Arquitectos se enfrentan por la cocina americana: más espacio pero harto desorden

Sus detractores apuntan a que es complicado el tema de los olores y obliga a tener la loza siempre limpia.

¿Cocina americana o separada del resto de los espacios de la casa? Entre los arquitectos no existe consenso sobre el tema. Concuerdan que el formato integrado entrega una mayor sensación de amplitud, especialmente en departamentos pequeños. Sin embargo, las opiniones divergentes aparecen al abordar temas relacionados con los olores y la limpieza.

Sebastián Maze, arquitecto y profesor de la Facultad de Arquitectura y Diseño de la Universidad Finis Terrae, es partidario de integrar la cocina a los espacios comunes cuando el metraje de la propiedad no supera los 70 metros cuadrados, como medida referencial. ‘Si me comprara un departamento de 50 metros cuadrados, por ejemplo, me preocuparía de que la cocina fuera integrada (estilo americana). Luego, la remodelaría para que tuviera el mismo piso que el living – siendo una alternativa el porcelanto, entre varias más- y modificaría los muebles de la cocina para elevarlos unos 30 centímetros del suelo, lo que además permite limpiar mejor.

Todo ello entrega una sensación de amplitud favorable, generando que un departamento de 50 metros cuadrados parezca de 70’, explica Maze. Instalar los electrodomésticos, como el horno, la encimera e incluso el refrigerador dentro de muebles de madera, contribuye a que una cocina americana estéticamente se vea más elegante, opina el arquitecto. Debajo del mueble del horno empotrado es posible colocar un cajón para guardar utensilios, aprovechando mejor el espacio. ‘Cada vez hay menos servicio doméstico y los habitantes permanecen en las cocinas cuando están en sus casas, incluso, cuando tienen invitados’, dice Maze.

Cuidado con los olores

Felipe Gallardo, profesor de la Facultad de Arquitectura y Urbanismo de la Universidad de Chile, es contrario a este tipo de cocinas. ‘En las películas se ven parejas conversando mientras preparan algo, tomando un vino, y está todo ordenado durante el proceso de cocción’. Para el profesional es necesario, antes de tomar la decisión de remodelar la cocina, preguntarse si diariamente se preparan los alimentos de forma tan prolija o si se dispone del tiempo para limpiar cada vez que se ocupa la loza. Agrega que no todos los sistemas de ventilación funcionan de forma óptima y, por ende, los olores de condimentos y alimentos se traspasan más fácilmente al resto de la casa. ‘El tema del aseo es complicado si el propietario o arrendador le gusta cocinar de forma habitual.

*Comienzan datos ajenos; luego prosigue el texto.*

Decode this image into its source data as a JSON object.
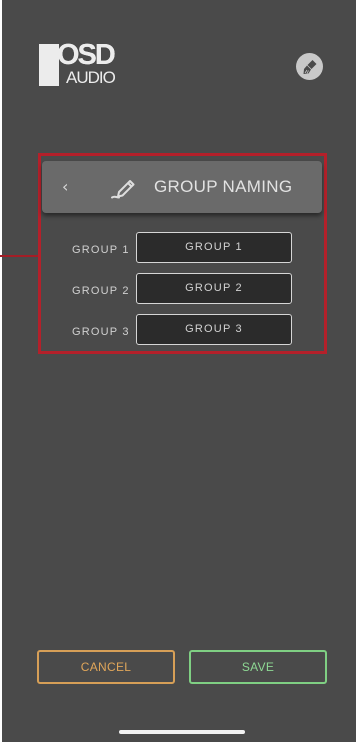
{
  "logo": {
    "top_text": "OSD",
    "bottom_text": "AUDIO"
  },
  "toolbar": {
    "clean_icon": "broom-icon"
  },
  "header": {
    "back_icon": "chevron-left-icon",
    "back_glyph": "‹",
    "edit_icon": "pen-edit-icon",
    "title": "GROUP NAMING"
  },
  "groups": [
    {
      "label": "GROUP 1",
      "value": "GROUP 1"
    },
    {
      "label": "GROUP 2",
      "value": "GROUP 2"
    },
    {
      "label": "GROUP 3",
      "value": "GROUP 3"
    }
  ],
  "actions": {
    "cancel_label": "CANCEL",
    "save_label": "SAVE"
  },
  "colors": {
    "background": "#4a4a4a",
    "highlight": "#b4202a",
    "cancel": "#d69f57",
    "save": "#7fcf83"
  }
}
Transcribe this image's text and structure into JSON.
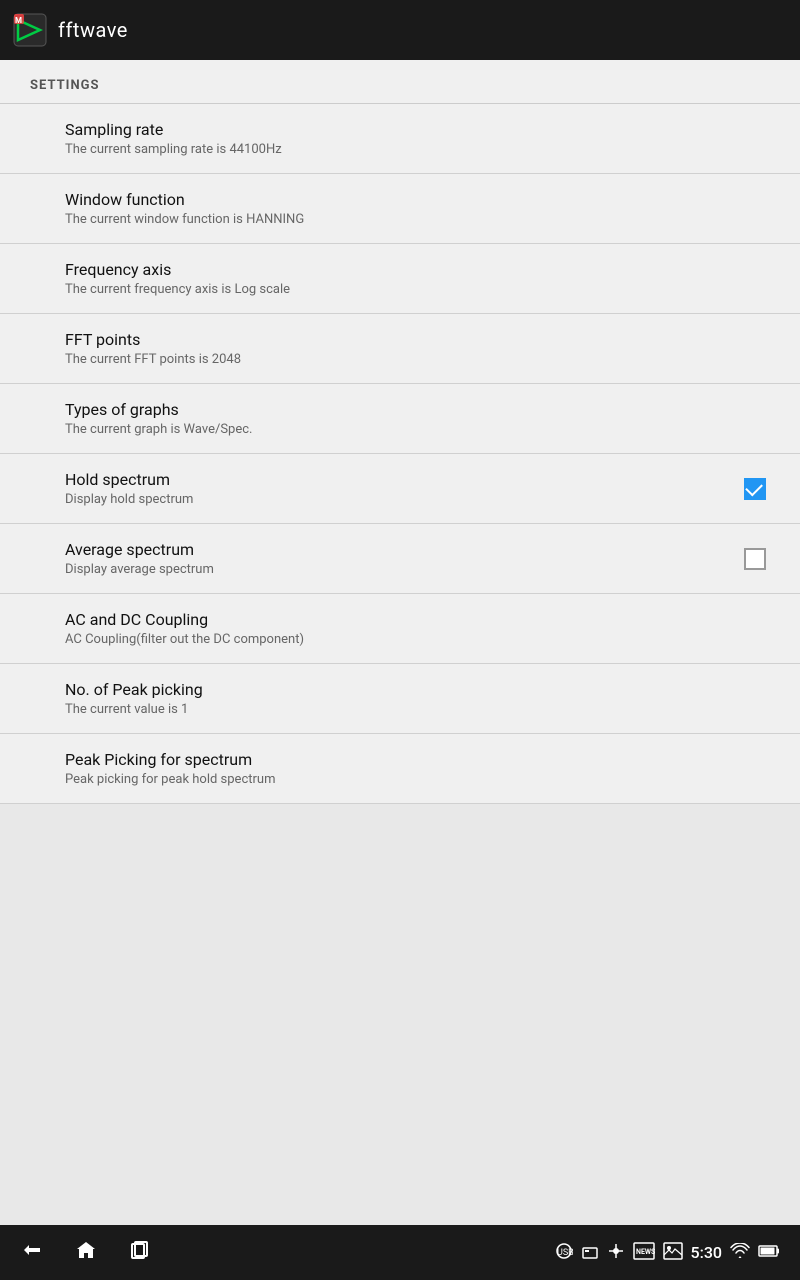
{
  "appBar": {
    "title": "fftwave"
  },
  "settings": {
    "sectionLabel": "SETTINGS",
    "items": [
      {
        "id": "sampling-rate",
        "title": "Sampling rate",
        "subtitle": "The current sampling rate is 44100Hz",
        "hasCheckbox": false,
        "checked": false
      },
      {
        "id": "window-function",
        "title": "Window function",
        "subtitle": "The current window function is HANNING",
        "hasCheckbox": false,
        "checked": false
      },
      {
        "id": "frequency-axis",
        "title": "Frequency axis",
        "subtitle": "The current frequency axis is Log scale",
        "hasCheckbox": false,
        "checked": false
      },
      {
        "id": "fft-points",
        "title": "FFT points",
        "subtitle": "The current FFT points is 2048",
        "hasCheckbox": false,
        "checked": false
      },
      {
        "id": "types-of-graphs",
        "title": "Types of graphs",
        "subtitle": "The current graph is Wave/Spec.",
        "hasCheckbox": false,
        "checked": false
      },
      {
        "id": "hold-spectrum",
        "title": "Hold spectrum",
        "subtitle": "Display hold spectrum",
        "hasCheckbox": true,
        "checked": true
      },
      {
        "id": "average-spectrum",
        "title": "Average spectrum",
        "subtitle": "Display average spectrum",
        "hasCheckbox": true,
        "checked": false
      },
      {
        "id": "ac-dc-coupling",
        "title": "AC and DC Coupling",
        "subtitle": "AC Coupling(filter out the DC component)",
        "hasCheckbox": false,
        "checked": false
      },
      {
        "id": "peak-picking-no",
        "title": "No. of Peak picking",
        "subtitle": "The current value is 1",
        "hasCheckbox": false,
        "checked": false
      },
      {
        "id": "peak-picking-spectrum",
        "title": "Peak Picking for spectrum",
        "subtitle": "Peak picking for peak hold spectrum",
        "hasCheckbox": false,
        "checked": false
      }
    ]
  },
  "bottomBar": {
    "time": "5:30",
    "navIcons": [
      "back",
      "home",
      "recents"
    ],
    "statusIcons": [
      "usb",
      "storage",
      "usb2",
      "news",
      "image",
      "wifi",
      "battery"
    ]
  }
}
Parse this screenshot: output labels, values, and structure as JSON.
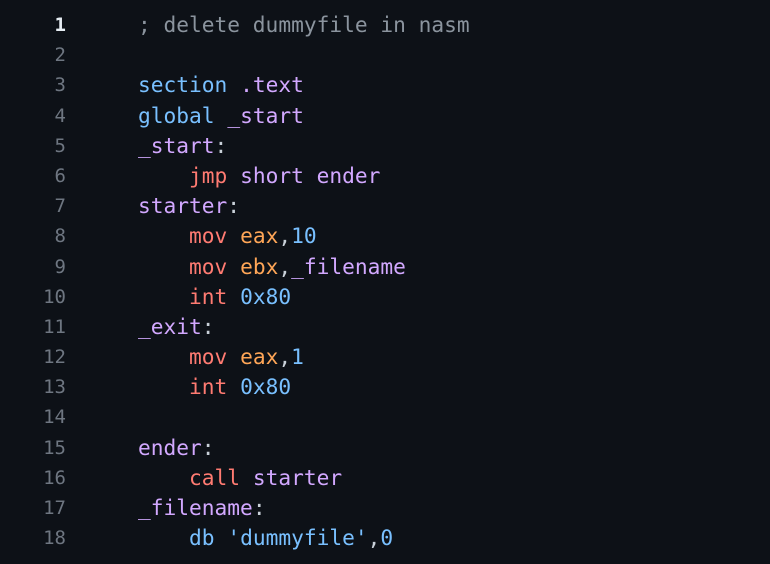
{
  "active_line": 1,
  "lines": [
    {
      "n": "1",
      "tokens": [
        [
          "; delete dummyfile in nasm",
          "comment"
        ]
      ]
    },
    {
      "n": "2",
      "tokens": []
    },
    {
      "n": "3",
      "tokens": [
        [
          "section",
          "dir"
        ],
        [
          " ",
          "plain"
        ],
        [
          ".text",
          "label"
        ]
      ]
    },
    {
      "n": "4",
      "tokens": [
        [
          "global",
          "dir"
        ],
        [
          " ",
          "plain"
        ],
        [
          "_start",
          "label"
        ]
      ]
    },
    {
      "n": "5",
      "tokens": [
        [
          "_start",
          "label"
        ],
        [
          ":",
          "plain"
        ]
      ]
    },
    {
      "n": "6",
      "tokens": [
        [
          "    ",
          "plain"
        ],
        [
          "jmp",
          "kw"
        ],
        [
          " ",
          "plain"
        ],
        [
          "short ender",
          "label"
        ]
      ]
    },
    {
      "n": "7",
      "tokens": [
        [
          "starter",
          "label"
        ],
        [
          ":",
          "plain"
        ]
      ]
    },
    {
      "n": "8",
      "tokens": [
        [
          "    ",
          "plain"
        ],
        [
          "mov",
          "kw"
        ],
        [
          " ",
          "plain"
        ],
        [
          "eax",
          "reg"
        ],
        [
          ",",
          "plain"
        ],
        [
          "10",
          "num"
        ]
      ]
    },
    {
      "n": "9",
      "tokens": [
        [
          "    ",
          "plain"
        ],
        [
          "mov",
          "kw"
        ],
        [
          " ",
          "plain"
        ],
        [
          "ebx",
          "reg"
        ],
        [
          ",",
          "plain"
        ],
        [
          "_filename",
          "label"
        ]
      ]
    },
    {
      "n": "10",
      "tokens": [
        [
          "    ",
          "plain"
        ],
        [
          "int",
          "kw"
        ],
        [
          " ",
          "plain"
        ],
        [
          "0x80",
          "num"
        ]
      ]
    },
    {
      "n": "11",
      "tokens": [
        [
          "_exit",
          "label"
        ],
        [
          ":",
          "plain"
        ]
      ]
    },
    {
      "n": "12",
      "tokens": [
        [
          "    ",
          "plain"
        ],
        [
          "mov",
          "kw"
        ],
        [
          " ",
          "plain"
        ],
        [
          "eax",
          "reg"
        ],
        [
          ",",
          "plain"
        ],
        [
          "1",
          "num"
        ]
      ]
    },
    {
      "n": "13",
      "tokens": [
        [
          "    ",
          "plain"
        ],
        [
          "int",
          "kw"
        ],
        [
          " ",
          "plain"
        ],
        [
          "0x80",
          "num"
        ]
      ]
    },
    {
      "n": "14",
      "tokens": []
    },
    {
      "n": "15",
      "tokens": [
        [
          "ender",
          "label"
        ],
        [
          ":",
          "plain"
        ]
      ]
    },
    {
      "n": "16",
      "tokens": [
        [
          "    ",
          "plain"
        ],
        [
          "call",
          "kw"
        ],
        [
          " ",
          "plain"
        ],
        [
          "starter",
          "label"
        ]
      ]
    },
    {
      "n": "17",
      "tokens": [
        [
          "_filename",
          "label"
        ],
        [
          ":",
          "plain"
        ]
      ]
    },
    {
      "n": "18",
      "tokens": [
        [
          "    ",
          "plain"
        ],
        [
          "db",
          "dir"
        ],
        [
          " ",
          "plain"
        ],
        [
          "'dummyfile'",
          "str"
        ],
        [
          ",",
          "plain"
        ],
        [
          "0",
          "num"
        ]
      ]
    }
  ]
}
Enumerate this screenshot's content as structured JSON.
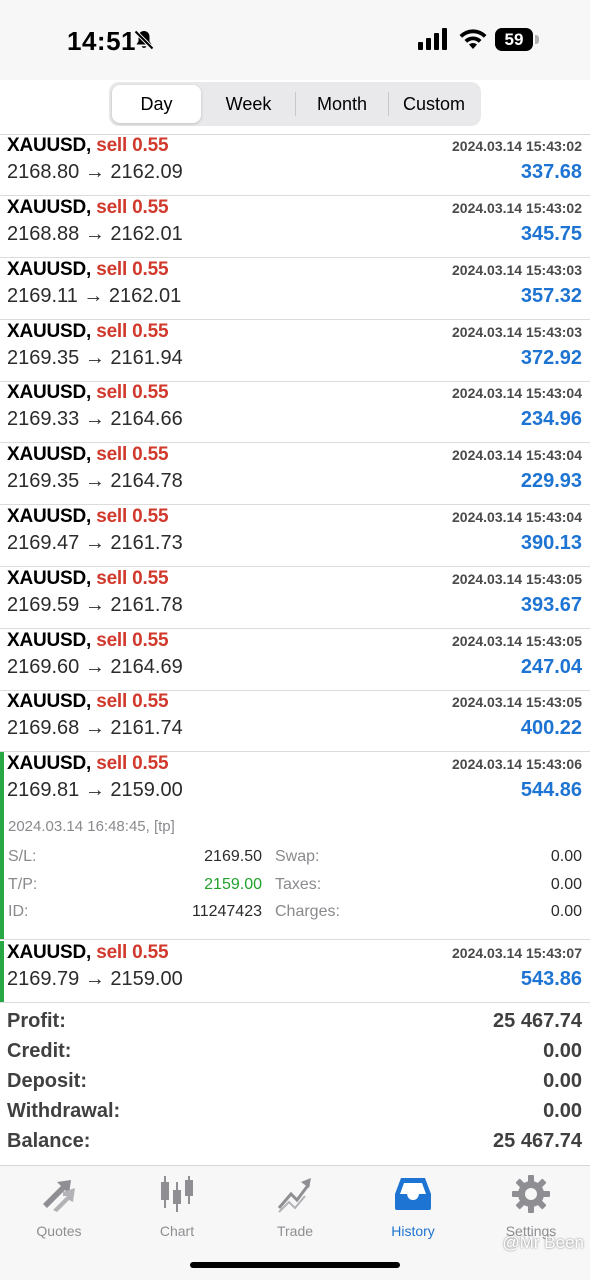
{
  "status_bar": {
    "time": "14:51",
    "battery": "59"
  },
  "period_tabs": [
    {
      "label": "Day",
      "active": true
    },
    {
      "label": "Week",
      "active": false
    },
    {
      "label": "Month",
      "active": false
    },
    {
      "label": "Custom",
      "active": false
    }
  ],
  "deals": [
    {
      "symbol": "XAUUSD,",
      "type": "sell 0.55",
      "date": "2024.03.14 15:43:02",
      "prices": "2168.80 → 2162.09",
      "profit": "337.68"
    },
    {
      "symbol": "XAUUSD,",
      "type": "sell 0.55",
      "date": "2024.03.14 15:43:02",
      "prices": "2168.88 → 2162.01",
      "profit": "345.75"
    },
    {
      "symbol": "XAUUSD,",
      "type": "sell 0.55",
      "date": "2024.03.14 15:43:03",
      "prices": "2169.11 → 2162.01",
      "profit": "357.32"
    },
    {
      "symbol": "XAUUSD,",
      "type": "sell 0.55",
      "date": "2024.03.14 15:43:03",
      "prices": "2169.35 → 2161.94",
      "profit": "372.92"
    },
    {
      "symbol": "XAUUSD,",
      "type": "sell 0.55",
      "date": "2024.03.14 15:43:04",
      "prices": "2169.33 → 2164.66",
      "profit": "234.96"
    },
    {
      "symbol": "XAUUSD,",
      "type": "sell 0.55",
      "date": "2024.03.14 15:43:04",
      "prices": "2169.35 → 2164.78",
      "profit": "229.93"
    },
    {
      "symbol": "XAUUSD,",
      "type": "sell 0.55",
      "date": "2024.03.14 15:43:04",
      "prices": "2169.47 → 2161.73",
      "profit": "390.13"
    },
    {
      "symbol": "XAUUSD,",
      "type": "sell 0.55",
      "date": "2024.03.14 15:43:05",
      "prices": "2169.59 → 2161.78",
      "profit": "393.67"
    },
    {
      "symbol": "XAUUSD,",
      "type": "sell 0.55",
      "date": "2024.03.14 15:43:05",
      "prices": "2169.60 → 2164.69",
      "profit": "247.04"
    },
    {
      "symbol": "XAUUSD,",
      "type": "sell 0.55",
      "date": "2024.03.14 15:43:05",
      "prices": "2169.68 → 2161.74",
      "profit": "400.22"
    },
    {
      "symbol": "XAUUSD,",
      "type": "sell 0.55",
      "date": "2024.03.14 15:43:06",
      "prices": "2169.81 → 2159.00",
      "profit": "544.86"
    },
    {
      "symbol": "XAUUSD,",
      "type": "sell 0.55",
      "date": "2024.03.14 15:43:07",
      "prices": "2169.79 → 2159.00",
      "profit": "543.86"
    }
  ],
  "expanded_detail": {
    "closed": "2024.03.14 16:48:45, [tp]",
    "sl_label": "S/L:",
    "sl": "2169.50",
    "tp_label": "T/P:",
    "tp": "2159.00",
    "id_label": "ID:",
    "id": "11247423",
    "swap_label": "Swap:",
    "swap": "0.00",
    "taxes_label": "Taxes:",
    "taxes": "0.00",
    "charges_label": "Charges:",
    "charges": "0.00"
  },
  "summary": [
    {
      "label": "Profit:",
      "value": "25 467.74"
    },
    {
      "label": "Credit:",
      "value": "0.00"
    },
    {
      "label": "Deposit:",
      "value": "0.00"
    },
    {
      "label": "Withdrawal:",
      "value": "0.00"
    },
    {
      "label": "Balance:",
      "value": "25 467.74"
    }
  ],
  "tabbar": [
    {
      "label": "Quotes",
      "icon": "quotes-arrows-icon",
      "active": false
    },
    {
      "label": "Chart",
      "icon": "candlestick-chart-icon",
      "active": false
    },
    {
      "label": "Trade",
      "icon": "trade-line-icon",
      "active": false
    },
    {
      "label": "History",
      "icon": "history-inbox-icon",
      "active": true
    },
    {
      "label": "Settings",
      "icon": "gear-icon",
      "active": false
    }
  ],
  "watermark": "@Mr Been",
  "colors": {
    "accent": "#1e74d2",
    "sell": "#d0392b",
    "tp_green": "#22a12c",
    "selected_bar": "#27a845"
  }
}
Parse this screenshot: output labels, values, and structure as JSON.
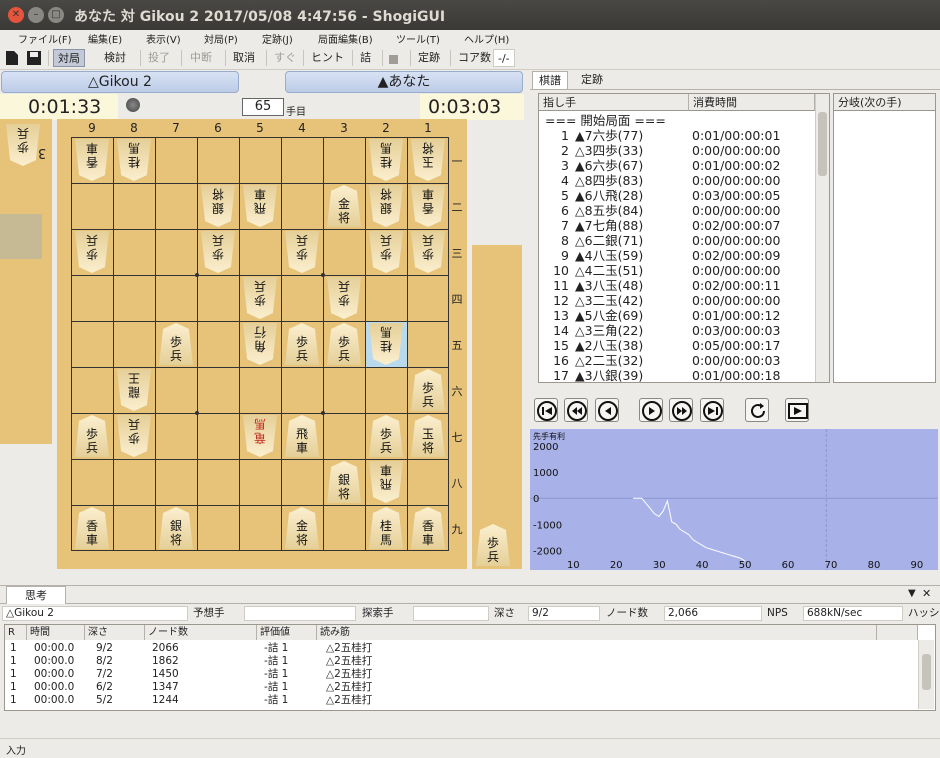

A lo mejor, funciona si lo hace de forma esporádica’, añade Gallardo. Matías Araos, de la oficina de arquitectura y diseño León&Araos, concuerdo con Gallardo, pese a que le gusta el formato de cocina integrada. ‘Es casi inevitable que se filtren los aromas en una cocina americana, incluso si se cuenta con un sistema de ventilación sofisticado y con una campana de extracción con buena potencia que se utilice en forma regular’, sostiene.

‘De todas formas, no se puede desconocer que las cocinas americanas, en los espacios pequeños, entregan mayor amplitud y que, por este motivo, las inmobiliarias que construyen proyectos masivos y de espacios muy reducidos las utilizan; también recurren a este estilo empresas constructoras que diseñan departamentos exclusivos, de pocos pisos, donde las terminaciones son muy sofisticadas, como ocurre con algunos lofts’, afirma Gallardo.

Una solución intermedia

Gonzalo Herrera, arquitecto y académico de la Facultad de Arquitectura de la Universidad de Valparaíso, destaca la importancia de que los espacios sean flexibles, lo cual cada vez es más difícil de encontrar en las viviendas nuevas que son construidas en forma estándar, afirma.

Para él, la cocina americana puede ser la solución si sus moradores quieren tenerla absolutamente integrada al resto de la casa y no les incomoda que en algunas situaciones esté desordenada. También propone una alternativa intermedia: instalar una separación que no sea permanente con el resto de la vivienda. ‘La gracia de la cocina americana es que permite disfrutar con otros el acto de cocinar.

Sin embargo, para aquellos momentos en que se requiere privacidad frente al resto de las personas que están sentadas en el living, es posible instalar una ventana corredera a la altura del mesón de la cocina, que permite conectar ambos espacios cuando se requiere. Es factible realizarlo en departamentos pequeños, siempre y cuando se reciba la asesoría de un profesional’, dice el profesor porteño.